Aldasoro, A, T Ehlers, P McGuire et G von Peter (2020) : « Besoins de financement en dollars des banques mondiales et lignes de swap des banques centrales », Bulletin BRIn° 27, juillet.

Borio, C, R McCauley, P McGuire et V Sushko (2016) : « Parité d’intérêt couverte perdue : comprendre la base des devises croisées », Revue trimestrielle BRIseptembre, pp 45-64.

Borio, C, R McCauley et P McGuire (2017) : « FX swaps and forwards : une dette mondiale manquante ? », Revue trimestrielle BRIseptembre pp 37-54.

—(2020) : « Foreign Exchange Swaps : dette cachée, vulnérabilité cachée », chronique VoxEU, 13 février.

Boz, E, C Casas, G Georgiadis, G Gopinath, H Le Mezo, A Mehl et T Nguyen (2020) : « Modèles de monnaie de facturation dans le commerce mondial », Document de travail du FMIsn° 20/126, juillet.

Correa, R, W Du et G Liao (2020) : « Les banques américaines et la liquidité mondiale », Documents de discussion sur la finance internationalen° 1289, juillet.

Dafermos, Y, D Gabor et J Michell (2022) : « Swaps de change, banques fantômes et empreinte mondiale du dollar », Environnement et aménagement A : Économie et espace.

McBrady, M, S Mortal et M Schill (2010) : « Les entreprises croient-elles à la parité des taux d’intérêt ? », Examen des financesvol 14, n° 4, pp 695-726.

McGuire, P (2022) : « Swaps et contrats de change à terme sur la dette mondiale en dollars : « connus connus » et « inconnus connus » », Le Japon et l’économie mondialevol 64, décembre.

Munro, A et P Wooldridge (2010) : « Motivations pour les emprunts en devises couverts par des swaps », Documents BISn° 52, juillet, pp 145-85.

Trésor américain, Banque de Réserve fédérale de New York, Conseil des gouverneurs de la Réserve fédérale (2022) : Détentions de portefeuille étrangères en titres américains au 30 juin 2021Avril.

Graphique 2.A : Chiffres des indicateurs mondiaux de liquidité (GLI) de la BRI. Le secteur non bancaire comprend les établissements financiers non bancaires, les sociétés non financières, les gouvernements, les ménages et les organisations internationales.

Graphique 2.B : Engagements hors bilan estimés à la moitié de l’encours des swaps de change en dollars avec le non bancaire ; suppose que les banques non bancaires aux États-Unis ne sont pas des emprunteurs de dollars via ces instruments.

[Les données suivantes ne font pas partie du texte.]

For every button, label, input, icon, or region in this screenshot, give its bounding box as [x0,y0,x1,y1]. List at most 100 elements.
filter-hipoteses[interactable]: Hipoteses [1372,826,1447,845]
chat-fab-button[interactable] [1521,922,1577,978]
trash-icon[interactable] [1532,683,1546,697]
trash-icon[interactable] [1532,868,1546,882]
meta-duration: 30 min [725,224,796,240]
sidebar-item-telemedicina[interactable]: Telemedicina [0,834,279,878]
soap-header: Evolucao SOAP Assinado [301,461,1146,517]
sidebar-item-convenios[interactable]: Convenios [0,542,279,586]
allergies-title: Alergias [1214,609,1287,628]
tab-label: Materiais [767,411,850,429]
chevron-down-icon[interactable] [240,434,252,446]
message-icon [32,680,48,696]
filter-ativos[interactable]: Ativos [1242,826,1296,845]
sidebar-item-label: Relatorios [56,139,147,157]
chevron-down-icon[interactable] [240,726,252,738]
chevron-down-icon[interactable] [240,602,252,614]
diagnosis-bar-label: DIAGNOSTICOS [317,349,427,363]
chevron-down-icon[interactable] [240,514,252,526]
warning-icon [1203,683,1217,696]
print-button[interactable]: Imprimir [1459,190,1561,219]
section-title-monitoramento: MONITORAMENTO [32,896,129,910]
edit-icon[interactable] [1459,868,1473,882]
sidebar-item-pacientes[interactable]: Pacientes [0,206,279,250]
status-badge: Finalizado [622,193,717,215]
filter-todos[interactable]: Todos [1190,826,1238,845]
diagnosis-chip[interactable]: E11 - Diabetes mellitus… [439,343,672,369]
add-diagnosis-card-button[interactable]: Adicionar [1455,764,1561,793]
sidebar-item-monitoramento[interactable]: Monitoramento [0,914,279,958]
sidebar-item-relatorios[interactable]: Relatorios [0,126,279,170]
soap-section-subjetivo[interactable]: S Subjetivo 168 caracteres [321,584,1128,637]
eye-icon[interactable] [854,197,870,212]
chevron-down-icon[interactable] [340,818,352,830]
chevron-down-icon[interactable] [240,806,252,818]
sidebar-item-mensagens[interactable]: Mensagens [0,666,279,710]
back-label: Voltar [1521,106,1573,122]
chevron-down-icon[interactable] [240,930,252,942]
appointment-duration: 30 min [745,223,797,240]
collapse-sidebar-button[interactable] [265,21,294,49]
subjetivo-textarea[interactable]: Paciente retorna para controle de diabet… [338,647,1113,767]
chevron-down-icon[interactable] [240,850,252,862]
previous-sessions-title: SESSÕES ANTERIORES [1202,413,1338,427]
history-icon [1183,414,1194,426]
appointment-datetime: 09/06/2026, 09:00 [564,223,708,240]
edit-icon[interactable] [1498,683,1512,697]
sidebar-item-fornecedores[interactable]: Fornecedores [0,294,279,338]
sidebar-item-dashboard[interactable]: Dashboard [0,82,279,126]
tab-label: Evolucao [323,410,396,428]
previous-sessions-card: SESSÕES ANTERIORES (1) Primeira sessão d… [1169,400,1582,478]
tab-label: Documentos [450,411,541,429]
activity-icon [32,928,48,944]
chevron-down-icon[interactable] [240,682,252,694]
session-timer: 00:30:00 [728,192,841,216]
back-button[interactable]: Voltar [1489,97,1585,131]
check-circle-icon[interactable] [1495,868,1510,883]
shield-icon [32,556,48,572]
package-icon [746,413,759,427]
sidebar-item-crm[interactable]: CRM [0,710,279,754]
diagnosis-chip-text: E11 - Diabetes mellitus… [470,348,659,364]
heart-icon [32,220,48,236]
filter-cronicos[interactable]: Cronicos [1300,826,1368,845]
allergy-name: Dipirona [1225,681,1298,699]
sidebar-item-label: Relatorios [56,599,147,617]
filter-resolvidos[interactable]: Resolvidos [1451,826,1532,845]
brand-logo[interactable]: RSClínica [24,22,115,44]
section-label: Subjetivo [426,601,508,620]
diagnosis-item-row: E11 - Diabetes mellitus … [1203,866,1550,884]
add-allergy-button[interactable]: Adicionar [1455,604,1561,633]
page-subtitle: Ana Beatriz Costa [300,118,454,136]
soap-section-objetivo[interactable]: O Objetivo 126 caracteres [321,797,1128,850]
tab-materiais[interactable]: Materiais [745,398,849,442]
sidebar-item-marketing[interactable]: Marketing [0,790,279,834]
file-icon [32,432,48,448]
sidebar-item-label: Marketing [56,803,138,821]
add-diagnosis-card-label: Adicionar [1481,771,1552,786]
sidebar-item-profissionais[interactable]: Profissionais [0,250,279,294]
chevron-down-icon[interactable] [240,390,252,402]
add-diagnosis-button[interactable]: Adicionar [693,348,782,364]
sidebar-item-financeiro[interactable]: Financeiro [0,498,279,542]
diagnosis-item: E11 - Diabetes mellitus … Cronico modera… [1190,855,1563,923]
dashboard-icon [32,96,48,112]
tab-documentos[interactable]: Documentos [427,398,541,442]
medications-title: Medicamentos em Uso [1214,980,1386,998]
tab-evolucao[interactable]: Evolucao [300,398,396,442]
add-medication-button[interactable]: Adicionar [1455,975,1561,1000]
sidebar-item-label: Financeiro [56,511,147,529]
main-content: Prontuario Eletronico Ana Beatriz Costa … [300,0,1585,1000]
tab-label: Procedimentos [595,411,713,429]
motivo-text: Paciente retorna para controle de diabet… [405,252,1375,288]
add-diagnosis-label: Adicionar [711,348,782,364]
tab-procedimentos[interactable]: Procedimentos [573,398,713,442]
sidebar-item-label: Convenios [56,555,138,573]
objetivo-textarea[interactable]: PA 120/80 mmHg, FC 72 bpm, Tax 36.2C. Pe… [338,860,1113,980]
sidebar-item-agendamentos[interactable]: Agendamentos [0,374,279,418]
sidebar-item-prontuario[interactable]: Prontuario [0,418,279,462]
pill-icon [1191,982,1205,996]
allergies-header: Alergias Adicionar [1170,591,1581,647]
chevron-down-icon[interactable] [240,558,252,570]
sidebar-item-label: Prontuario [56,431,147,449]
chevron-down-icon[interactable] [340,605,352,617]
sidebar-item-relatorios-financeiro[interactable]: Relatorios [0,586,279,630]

Graphique 2.C : L’estimation de la dette libellée en dollars des banques ayant leur siège hors des États-Unis exclut les positions intragroupe mais inclut les engagements envers d’autres banques (non affiliées). Depuis fin 2015, il inclut les engagements des banques en Chine et en Russie ; les positions locales des banques en Chine sont estimées à 80 % des dépôts locaux en devises (données nationales).

Graphique 2.D : Dette hors bilan estimée à (a) la moitié de l’encours mondial des swaps de change avec toutes les contreparties (statistiques BRI OTCD) moins (b) la moitié de l’encours des swaps de change des banques américaines (données OCC) plus (c ) La fourniture nette estimée de dollars américains par les banques américaines via des swaps de change (dérivée de la LBS et de la CBS ; voir Aldasoro et al (2020)).